Salmon steaks with wine sauce *** mm
2 Servings
Ingredients
Quantity | Ingredient | |
---|---|---|
8 | ounces | Salmon steaks; 2 |
2 | teaspoons | Cooking oil |
1 | tablespoon | Butter or margarine |
1 | teaspoon | Cornstarch |
1 | x | Dash white pepper |
½ | cup | Half & half light cream |
1 | each | Lge. beaten egg yolk |
2 | tablespoons | Dry white wine |
1 | x | Seedless green grapes (opt.) |
Directions
* Salmon steaks may be either fresh or frozen. Thaw salmon steaks, if frozen. Preheat a 6½-inch microwave browning dish on 100% power for 3 minutes.

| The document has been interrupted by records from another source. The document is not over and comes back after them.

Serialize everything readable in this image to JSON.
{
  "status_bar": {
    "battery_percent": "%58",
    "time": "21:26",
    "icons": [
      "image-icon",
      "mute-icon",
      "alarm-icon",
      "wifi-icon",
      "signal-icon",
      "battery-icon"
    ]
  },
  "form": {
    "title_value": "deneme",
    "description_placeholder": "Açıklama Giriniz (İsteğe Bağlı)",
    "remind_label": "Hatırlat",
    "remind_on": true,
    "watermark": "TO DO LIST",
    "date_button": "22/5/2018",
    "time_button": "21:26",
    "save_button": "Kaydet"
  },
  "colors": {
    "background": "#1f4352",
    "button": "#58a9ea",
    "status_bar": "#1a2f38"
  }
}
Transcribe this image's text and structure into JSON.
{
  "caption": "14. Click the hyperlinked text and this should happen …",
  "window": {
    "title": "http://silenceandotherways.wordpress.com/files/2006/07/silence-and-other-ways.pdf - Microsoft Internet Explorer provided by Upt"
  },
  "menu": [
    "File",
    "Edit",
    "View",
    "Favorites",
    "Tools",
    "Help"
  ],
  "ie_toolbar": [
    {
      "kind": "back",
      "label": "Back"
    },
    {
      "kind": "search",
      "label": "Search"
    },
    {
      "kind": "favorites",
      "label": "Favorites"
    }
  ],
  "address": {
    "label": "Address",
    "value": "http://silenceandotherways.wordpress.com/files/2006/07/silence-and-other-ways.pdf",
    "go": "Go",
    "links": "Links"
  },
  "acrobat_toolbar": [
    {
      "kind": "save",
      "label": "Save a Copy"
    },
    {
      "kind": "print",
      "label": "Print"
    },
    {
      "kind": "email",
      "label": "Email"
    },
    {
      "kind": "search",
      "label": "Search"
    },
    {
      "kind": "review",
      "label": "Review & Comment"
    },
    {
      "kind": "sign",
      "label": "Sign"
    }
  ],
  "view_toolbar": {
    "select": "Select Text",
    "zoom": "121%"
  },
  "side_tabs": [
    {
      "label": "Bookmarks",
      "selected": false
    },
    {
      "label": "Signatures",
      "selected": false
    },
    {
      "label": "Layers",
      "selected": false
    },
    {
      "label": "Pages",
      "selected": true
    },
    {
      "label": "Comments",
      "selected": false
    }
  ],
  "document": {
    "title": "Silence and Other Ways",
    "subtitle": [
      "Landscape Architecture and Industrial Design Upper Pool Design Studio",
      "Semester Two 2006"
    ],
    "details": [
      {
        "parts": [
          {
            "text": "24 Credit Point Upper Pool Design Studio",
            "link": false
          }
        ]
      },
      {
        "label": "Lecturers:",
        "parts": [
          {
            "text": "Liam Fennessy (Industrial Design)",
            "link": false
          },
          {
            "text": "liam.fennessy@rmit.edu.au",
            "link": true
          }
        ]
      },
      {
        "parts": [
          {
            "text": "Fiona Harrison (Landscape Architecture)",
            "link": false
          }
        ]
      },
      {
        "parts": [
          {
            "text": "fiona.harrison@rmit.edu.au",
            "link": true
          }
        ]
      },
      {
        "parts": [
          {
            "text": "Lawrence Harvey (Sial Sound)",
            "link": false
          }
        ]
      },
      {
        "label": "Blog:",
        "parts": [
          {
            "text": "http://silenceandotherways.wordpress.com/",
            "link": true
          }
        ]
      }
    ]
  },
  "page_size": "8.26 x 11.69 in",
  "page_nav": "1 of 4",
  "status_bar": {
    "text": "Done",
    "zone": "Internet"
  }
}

Add cooking oil to the browning dish; swirl to coat the dish. Place fresh or thawed salmon steaks in the browning dish. Micro-cook, covered, on 100% power for 30 seconds. Turn the salmon steaks and micro-cook, covered, on 50% power about 3 minutes or till the salmon flakes easily when tested with a fork. Let the salmon steaks stand, covered, while preparing the wine sauce. For the wine sauce, in a 4-cup measure micro-cook the butter or margarine, uncovered, on 100% of power for 45 seconds to 1 minute or till melted.
Stir in the cornstarch and white pepper. Stir in light cream.
Micro-cook, uncovered, on 100% power for 2 to 3 minutes or till mixture is thickened and bubbly, stirring every minute. Stir HALF the hot cream mixture into the beaten egg yolk. Return all to the 4-cup measure. Micro-cook, uncovered, on 50% of power for 1 minute, stirring every 15 seconds. Stir till mixture is smooth. Stir in dry white wine. Transfer the salmon steaks to a serving platter.
Spoon the wine sauce atop. Garnish with seedless green grapes, if desired.